Try as we might to separate ourselves from the victims of these tragedies, they are us. Movie-goers, school kids and teachers, mall shoppers, office workers, worshippers, and innocent bystanders all… It is only a matter of time before this particular darkness comes for us. The sooner we claim our own role in creating the darkness, the sooner we can push back against it.

What is the answer? How to we refrain from going gentle into this night, willing victims of its fearful story?   According to Dylan Thomas, we should rage. “Rage against the dying of the light.”  Resist as though our lives depend upon it. Resist as though we really do love living–and not just the objects of destruction that claim to protect us. If we feel trapped and helpless against the gun machine, it’s because the NRA has so effectively nuanced the narrative that fear will save us; that guns will let us live forever.

Let our love of life speak louder than our fear of death, and that will be a beginning.

Refuse to go gently into this night. Rage, rage against the dying of the light. Rage and call your representatives. Rage, then donate to common sense advocacy groups. Rage and host interfaith forums about violence. Rage and get involved in your local schools, in roles of civic responsibility.

And today especially–take your rage and vote. Vote for the life that you love, and for the lives already lost. 

Because, in the end, they are us: beloved, holy, light.

*Do not go gentle into that good night,
Old age should burn and rave at close of day;
Rage, rage against the dying of the light.

Though wise men at their end know dark is right,
Because their words had forked no lightning they
Do not go gentle into that good night.

Good men, the last wave by, crying how bright
Their frail deeds might have danced in a green bay,
Rage, rage against the dying of the light.

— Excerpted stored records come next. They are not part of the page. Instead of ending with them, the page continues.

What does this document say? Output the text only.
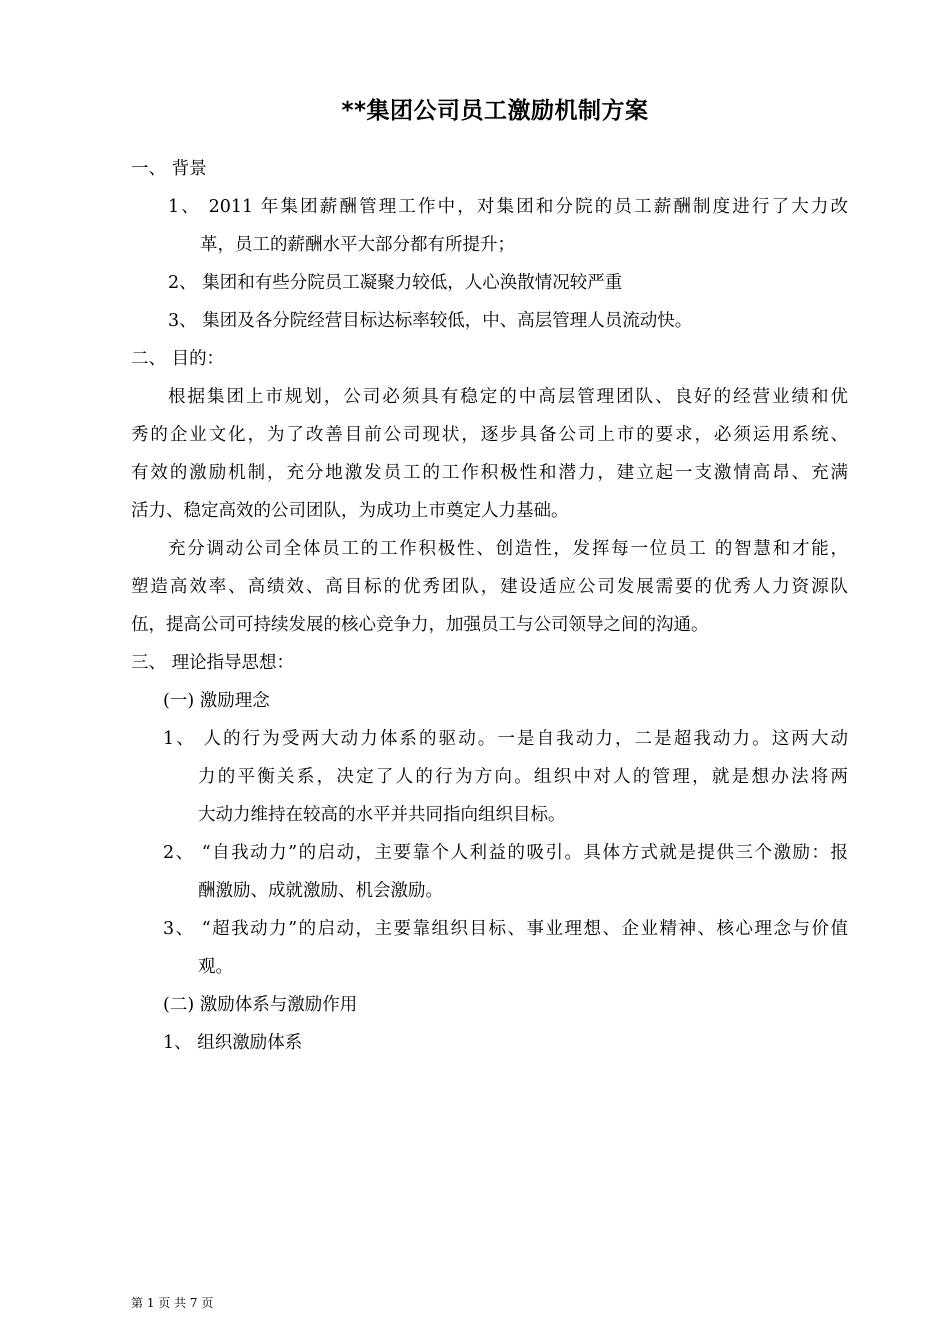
**集团公司员工激励机制方案
一、 背景
1、 2011 年集团薪酬管理工作中，对集团和分院的员工薪酬制度进行了大力改
革，员工的薪酬水平大部分都有所提升；
2、 集团和有些分院员工凝聚力较低，人心涣散情况较严重
3、 集团及各分院经营目标达标率较低，中、高层管理人员流动快。
二、 目的：
根据集团上市规划，公司必须具有稳定的中高层管理团队、良好的经营业绩和优
秀的企业文化，为了改善目前公司现状，逐步具备公司上市的要求，必须运用系统、
有效的激励机制，充分地激发员工的工作积极性和潜力，建立起一支激情高昂、充满
活力、稳定高效的公司团队，为成功上市奠定人力基础。
充分调动公司全体员工的工作积极性、创造性，发挥每一位员工 的智慧和才能，
塑造高效率、高绩效、高目标的优秀团队，建设适应公司发展需要的优秀人力资源队
伍，提高公司可持续发展的核心竞争力，加强员工与公司领导之间的沟通。
三、 理论指导思想：
(一) 激励理念
1、 人的行为受两大动力体系的驱动。一是自我动力，二是超我动力。这两大动
力的平衡关系，决定了人的行为方向。组织中对人的管理，就是想办法将两
大动力维持在较高的水平并共同指向组织目标。
2、 “自我动力”的启动，主要靠个人利益的吸引。具体方式就是提供三个激励：报
酬激励、成就激励、机会激励。
3、 “超我动力”的启动，主要靠组织目标、事业理想、企业精神、核心理念与价值
观。
(二) 激励体系与激励作用
1、 组织激励体系
第 1 页 共 7 页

Wild men who caught and sang the sun in flight,
And learn, too late, they grieved it on its way,
Do not go gentle into that good night.

Grave men, near death, who see with blinding sight
Blind eyes could blaze like meteors and be gay,
Rage, rage against the dying of the light.

And you, my father, there on the sad height,
Curse, bless, me now with your fierce tears, I pray.
Do not go gentle into that good night.
Rage, rage against the dying of the light.